Failure to Timely Transfer Resident to Hospital After Provider Order
Penalty
Summary
The deficiency involves the facility’s failure to provide timely hospital transfer for a resident after a provider ordered the transfer based on recent lab results. Record review showed that the resident was admitted on an unspecified date and later sent to the hospital on another unspecified date. A 5‑day follow‑up report documented that at approximately 11:00 p.m. on 01/14/26, the resident’s provider ordered that the resident be sent to the hospital due to recent lab findings. However, the resident was not actually sent out until after 6:30 a.m. on 01/15/26. During this period, the RN on duty did not carry out the transfer order, stating that she did not send the resident because she was unable to print the documents needed for transfer to the hospital.
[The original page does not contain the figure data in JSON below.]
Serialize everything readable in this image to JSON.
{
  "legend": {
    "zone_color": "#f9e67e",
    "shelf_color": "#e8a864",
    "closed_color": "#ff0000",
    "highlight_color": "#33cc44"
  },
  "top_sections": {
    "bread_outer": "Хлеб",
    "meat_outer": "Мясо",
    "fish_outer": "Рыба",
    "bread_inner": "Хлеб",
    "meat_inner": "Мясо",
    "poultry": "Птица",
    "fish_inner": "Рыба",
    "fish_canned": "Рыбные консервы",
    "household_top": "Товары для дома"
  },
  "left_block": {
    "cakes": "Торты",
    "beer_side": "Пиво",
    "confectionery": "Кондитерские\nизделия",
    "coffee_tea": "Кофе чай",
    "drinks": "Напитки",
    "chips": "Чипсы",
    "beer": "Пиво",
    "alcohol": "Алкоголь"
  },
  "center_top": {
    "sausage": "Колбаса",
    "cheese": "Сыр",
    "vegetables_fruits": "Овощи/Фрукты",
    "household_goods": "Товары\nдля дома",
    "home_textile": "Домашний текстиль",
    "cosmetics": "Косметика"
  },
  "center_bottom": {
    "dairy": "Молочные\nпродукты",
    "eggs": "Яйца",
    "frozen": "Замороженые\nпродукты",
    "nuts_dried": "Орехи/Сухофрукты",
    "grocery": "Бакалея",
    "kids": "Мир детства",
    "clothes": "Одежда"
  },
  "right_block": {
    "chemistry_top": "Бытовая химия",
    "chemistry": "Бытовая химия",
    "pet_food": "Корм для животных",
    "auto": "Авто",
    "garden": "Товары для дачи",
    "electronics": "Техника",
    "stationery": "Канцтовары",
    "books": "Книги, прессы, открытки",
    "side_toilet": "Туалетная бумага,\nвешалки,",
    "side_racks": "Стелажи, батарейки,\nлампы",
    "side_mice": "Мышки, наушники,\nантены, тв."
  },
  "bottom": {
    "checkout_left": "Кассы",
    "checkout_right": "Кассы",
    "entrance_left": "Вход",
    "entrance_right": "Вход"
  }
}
Further interviews and record reviews clarified the circumstances around this delay. An LPN working the same night shift reported that the printer had not been working for a while at the beginning of the year and stated that he did not receive any education or disciplinary action related to transferring residents to the hospital. The Unit Manager confirmed that when she arrived at the facility on the morning of 01/15/26, the resident had still not been sent to the hospital despite the provider’s order from the previous night, and that the resident was then sent to the hospital at that time. The Unit Manager also stated that education and disciplinary action regarding sending residents to the hospital had been given verbally to the RN and LPN, but later confirmed, after reviewing their personnel files, that no disciplinary action had actually been documented for either staff member.